Novos órgãos da Freguesia reiteram aposta no progresso

Novos órgãos da Freguesia reiteram aposta no progresso

Acontecimento que concitou o interesse de muitos habitantes da localidade, a tomada de posse da Assembleia de Freguesia da Quinta do Conde, resultante do ato eleitoral de 29 de setembro e a consequente eleição da equipa que irá liderar os destinos da Junta nos próximos quatro anos, constituiu mais um relevante ato na vida da comunidade quintacondense.

Realizada, nas instalações da autarquia, a 21 de outubro, e presenciada por uma assistência que lotava a sala onde decorreu a cerimónia, os representantes das diversas forças politicas que tomam parte nos novos órgãos da autarquia manifestaram a sua disposição de prosseguir o trabalho levado a efeito nos últimos quatro anos, visando a elevação e qualificação desta promissora Freguesia.

De acordo com Maria Feliciana Mota, Bloco de Esquerda, a disposição com que encara estas suas funções funda-se no desejo de poder contribuir para a resolução de alguns dos problemas que afectam os moradores da freguesia, designadamente a falta de alguns equipamentos sociais e de uma escola secundária que sirva a população.
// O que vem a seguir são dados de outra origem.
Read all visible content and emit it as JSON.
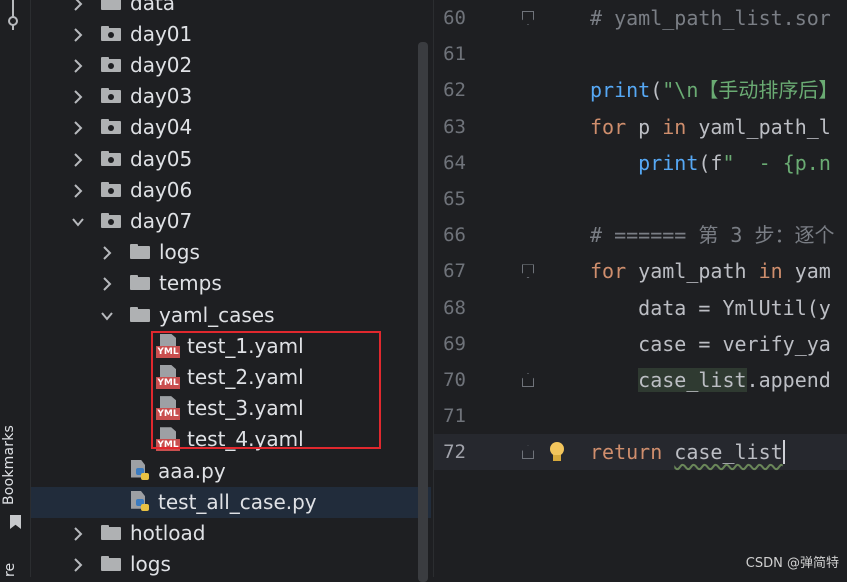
{
  "sidebar": {
    "bookmarks_label": "Bookmarks",
    "bottom_label": "re"
  },
  "tree": [
    {
      "label": "data",
      "kind": "folder",
      "depth": 0,
      "state": "collapsed"
    },
    {
      "label": "day01",
      "kind": "folder",
      "depth": 0,
      "state": "collapsed"
    },
    {
      "label": "day02",
      "kind": "folder",
      "depth": 0,
      "state": "collapsed"
    },
    {
      "label": "day03",
      "kind": "folder",
      "depth": 0,
      "state": "collapsed"
    },
    {
      "label": "day04",
      "kind": "folder",
      "depth": 0,
      "state": "collapsed"
    },
    {
      "label": "day05",
      "kind": "folder",
      "depth": 0,
      "state": "collapsed"
    },
    {
      "label": "day06",
      "kind": "folder",
      "depth": 0,
      "state": "collapsed"
    },
    {
      "label": "day07",
      "kind": "folder",
      "depth": 0,
      "state": "expanded"
    },
    {
      "label": "logs",
      "kind": "folder",
      "depth": 1,
      "state": "collapsed"
    },
    {
      "label": "temps",
      "kind": "folder",
      "depth": 1,
      "state": "collapsed"
    },
    {
      "label": "yaml_cases",
      "kind": "folder",
      "depth": 1,
      "state": "expanded"
    },
    {
      "label": "test_1.yaml",
      "kind": "yaml",
      "depth": 2
    },
    {
      "label": "test_2.yaml",
      "kind": "yaml",
      "depth": 2
    },
    {
      "label": "test_3.yaml",
      "kind": "yaml",
      "depth": 2
    },
    {
      "label": "test_4.yaml",
      "kind": "yaml",
      "depth": 2
    },
    {
      "label": "aaa.py",
      "kind": "python",
      "depth": 1
    },
    {
      "label": "test_all_case.py",
      "kind": "python",
      "depth": 1,
      "selected": true
    },
    {
      "label": "hotload",
      "kind": "folder",
      "depth": 0,
      "state": "collapsed"
    },
    {
      "label": "logs",
      "kind": "folder",
      "depth": 0,
      "state": "collapsed"
    }
  ],
  "editor": {
    "current_line": 72,
    "lines": [
      {
        "num": "60",
        "text": "# yaml_path_list.sor"
      },
      {
        "num": "61",
        "text": ""
      },
      {
        "num": "62",
        "text": "print(\"\\n【手动排序后】"
      },
      {
        "num": "63",
        "text": "for p in yaml_path_l"
      },
      {
        "num": "64",
        "text": "    print(f\"  - {p.n"
      },
      {
        "num": "65",
        "text": ""
      },
      {
        "num": "66",
        "text": "# ====== 第 3 步：逐个"
      },
      {
        "num": "67",
        "text": "for yaml_path in yam"
      },
      {
        "num": "68",
        "text": "    data = YmlUtil(y"
      },
      {
        "num": "69",
        "text": "    case = verify_ya"
      },
      {
        "num": "70",
        "text": "    case_list.append"
      },
      {
        "num": "71",
        "text": ""
      },
      {
        "num": "72",
        "text": "return case_list"
      }
    ]
  },
  "watermark": "CSDN @弹简特"
}
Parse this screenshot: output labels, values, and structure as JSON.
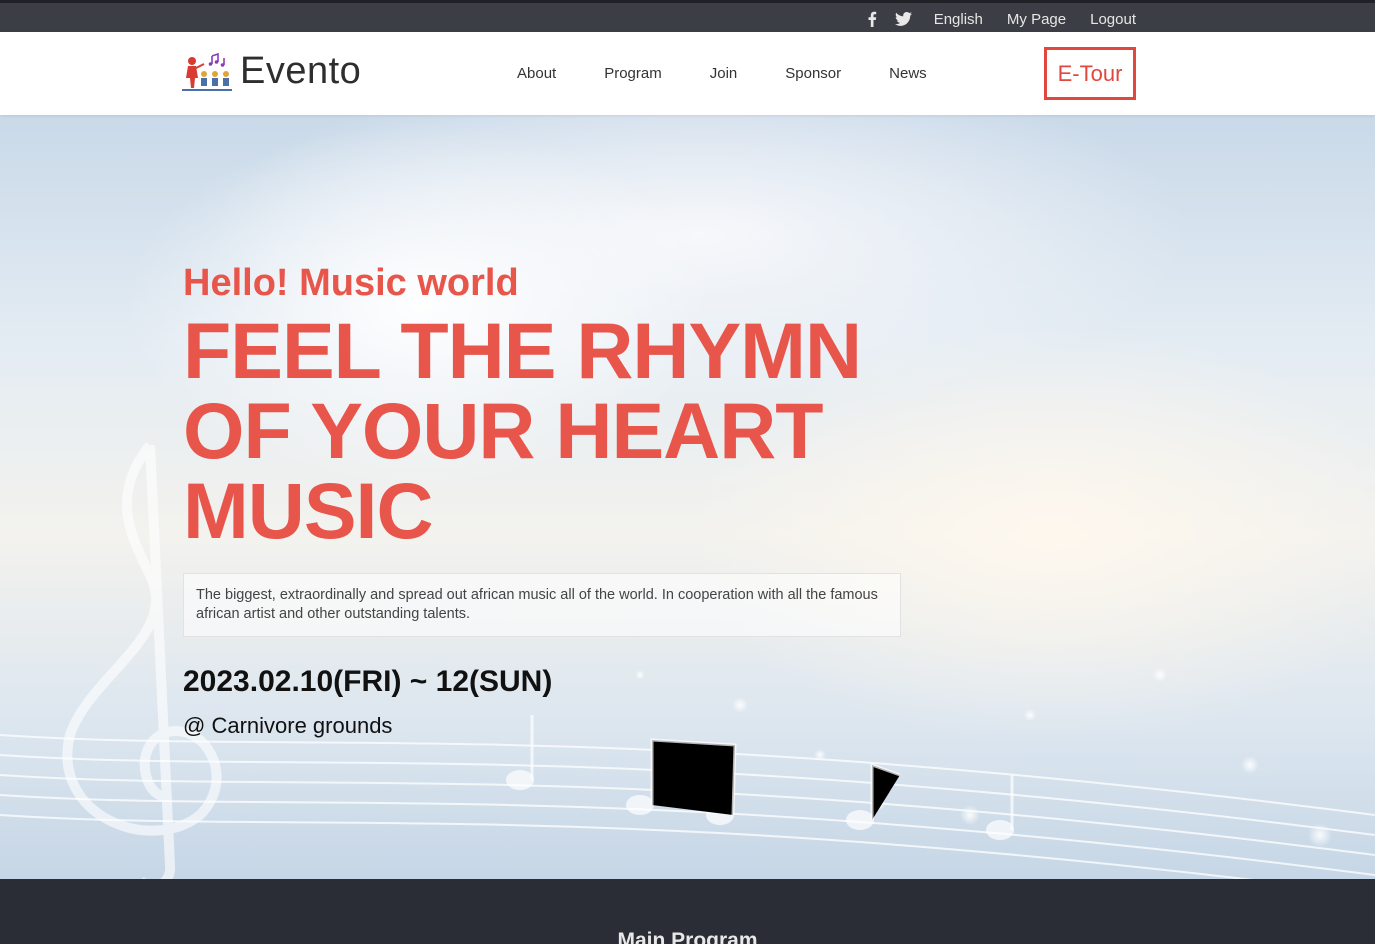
{
  "topbar": {
    "social": [
      "facebook-icon",
      "twitter-icon"
    ],
    "links": [
      "English",
      "My Page",
      "Logout"
    ]
  },
  "header": {
    "logo_text": "Evento",
    "nav": [
      "About",
      "Program",
      "Join",
      "Sponsor",
      "News"
    ],
    "etour_label": "E-Tour"
  },
  "hero": {
    "greeting": "Hello! Music world",
    "headline_lines": [
      "FEEL THE RHYMN",
      "OF YOUR HEART",
      "MUSIC"
    ],
    "description": "The biggest, extraordinally and spread out african music all of the world. In cooperation with all the famous african artist and other outstanding talents.",
    "date": "2023.02.10(FRI) ~ 12(SUN)",
    "venue": "@ Carnivore grounds"
  },
  "section": {
    "title": "Main Program"
  },
  "colors": {
    "accent": "#e8554b",
    "topbar_bg": "#3b3e45",
    "band_bg": "#2a2d35"
  }
}
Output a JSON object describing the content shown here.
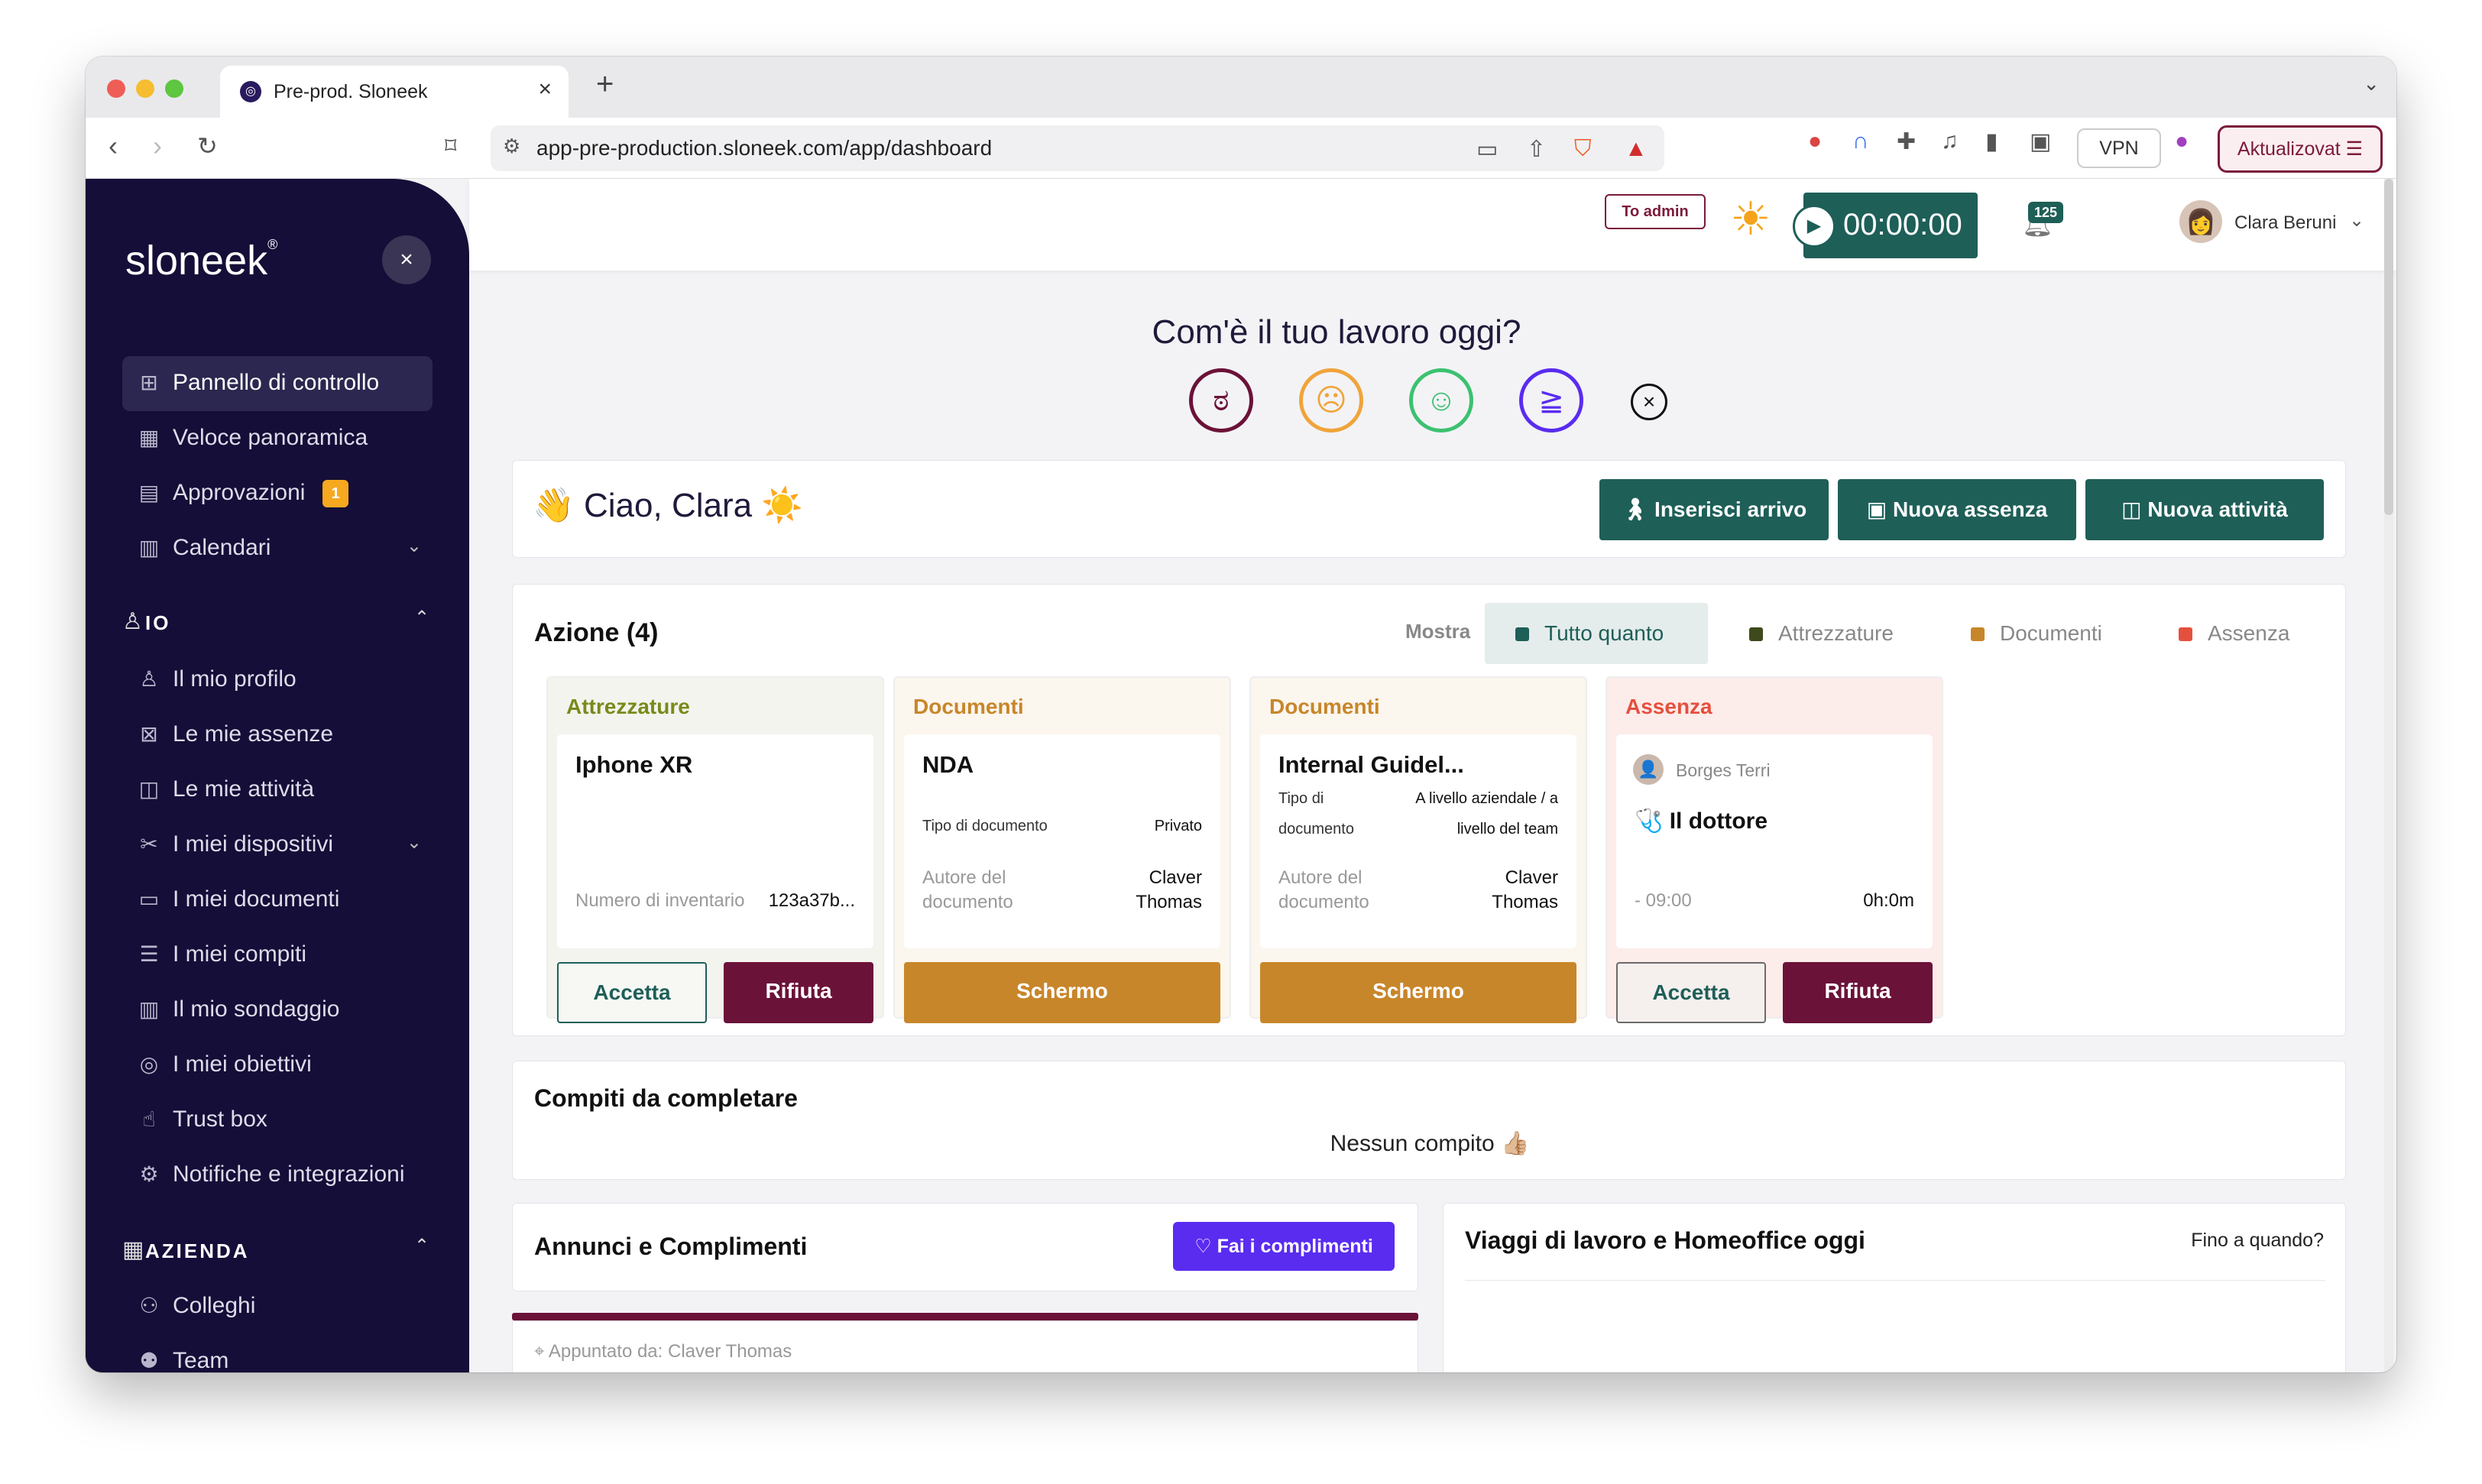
{
  "browser": {
    "tab_title": "Pre-prod. Sloneek",
    "url": "app-pre-production.sloneek.com/app/dashboard",
    "vpn_label": "VPN",
    "update_label": "Aktualizovat"
  },
  "sidebar": {
    "logo": "sloneek",
    "items_top": [
      {
        "label": "Pannello di controllo",
        "icon": "dashboard-icon",
        "active": true
      },
      {
        "label": "Veloce panoramica",
        "icon": "grid-icon"
      },
      {
        "label": "Approvazioni",
        "icon": "clipboard-icon",
        "badge": "1"
      },
      {
        "label": "Calendari",
        "icon": "calendar-icon",
        "chevron": true
      }
    ],
    "section_io": "IO",
    "items_io": [
      {
        "label": "Il mio profilo",
        "icon": "user-icon"
      },
      {
        "label": "Le mie assenze",
        "icon": "calendar-x-icon"
      },
      {
        "label": "Le mie attività",
        "icon": "book-icon"
      },
      {
        "label": "I miei dispositivi",
        "icon": "tools-icon",
        "chevron": true
      },
      {
        "label": "I miei documenti",
        "icon": "folder-icon"
      },
      {
        "label": "I miei compiti",
        "icon": "checklist-icon"
      },
      {
        "label": "Il mio sondaggio",
        "icon": "survey-icon"
      },
      {
        "label": "I miei obiettivi",
        "icon": "target-icon"
      },
      {
        "label": "Trust box",
        "icon": "hand-icon"
      },
      {
        "label": "Notifiche e integrazioni",
        "icon": "gear-icon"
      }
    ],
    "section_company": "AZIENDA",
    "items_company": [
      {
        "label": "Colleghi",
        "icon": "people-icon"
      },
      {
        "label": "Team",
        "icon": "team-icon"
      }
    ]
  },
  "topbar": {
    "to_admin": "To admin",
    "timer": "00:00:00",
    "notifications": "125",
    "user_name": "Clara Beruni"
  },
  "mood": {
    "title": "Com'è il tuo lavoro oggi?"
  },
  "greeting": {
    "text": "👋 Ciao, Clara ☀️",
    "buttons": [
      "Inserisci arrivo",
      "Nuova assenza",
      "Nuova attività"
    ]
  },
  "actions": {
    "title": "Azione (4)",
    "show_label": "Mostra",
    "filters": [
      {
        "label": "Tutto quanto",
        "color": "#1e5f58",
        "active": true
      },
      {
        "label": "Attrezzature",
        "color": "#3e4a1c"
      },
      {
        "label": "Documenti",
        "color": "#c8862a"
      },
      {
        "label": "Assenza",
        "color": "#e5503e"
      }
    ],
    "cards": [
      {
        "category": "Attrezzature",
        "name": "Iphone XR",
        "rows": [
          {
            "label": "Numero di inventario",
            "value": "123a37b..."
          }
        ],
        "accept": "Accetta",
        "reject": "Rifiuta"
      },
      {
        "category": "Documenti",
        "name": "NDA",
        "rows": [
          {
            "label": "Tipo di documento",
            "value": "Privato"
          },
          {
            "label": "Autore del documento",
            "value": "Claver Thomas"
          }
        ],
        "button": "Schermo"
      },
      {
        "category": "Documenti",
        "name": "Internal Guidel...",
        "rows": [
          {
            "label": "Tipo di documento",
            "value": "A livello aziendale / a livello del team"
          },
          {
            "label": "Autore del documento",
            "value": "Claver Thomas"
          }
        ],
        "button": "Schermo"
      },
      {
        "category": "Assenza",
        "person": "Borges Terri",
        "name": "🩺 Il dottore",
        "time": "- 09:00",
        "duration": "0h:0m",
        "accept": "Accetta",
        "reject": "Rifiuta"
      }
    ]
  },
  "tasks": {
    "title": "Compiti da completare",
    "empty": "Nessun compito 👍🏼"
  },
  "announcements": {
    "title": "Annunci e Complimenti",
    "button": "Fai i complimenti",
    "pinned": "Appuntato da: Claver Thomas"
  },
  "trips": {
    "title": "Viaggi di lavoro e Homeoffice oggi",
    "link": "Fino a quando?"
  }
}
Disposição semelhante manifestou Hélder Gaboleiro, Movimento Sesimbra Unida, que na sua alocução enumerou ainda algumas das várias propostas apresentadas pelo seu movimento à apreciação dos moradores, enquanto Teresa Lourenço, em representação da coligação eleitoral formada pelo PSD e CDS, enunciava a vontade da sua bancada de trabalhar no órgão de freguesia para “fazer o que ainda não foi feito, apesar da excessiva doze de austeridade que se abate sobre os portugueses.”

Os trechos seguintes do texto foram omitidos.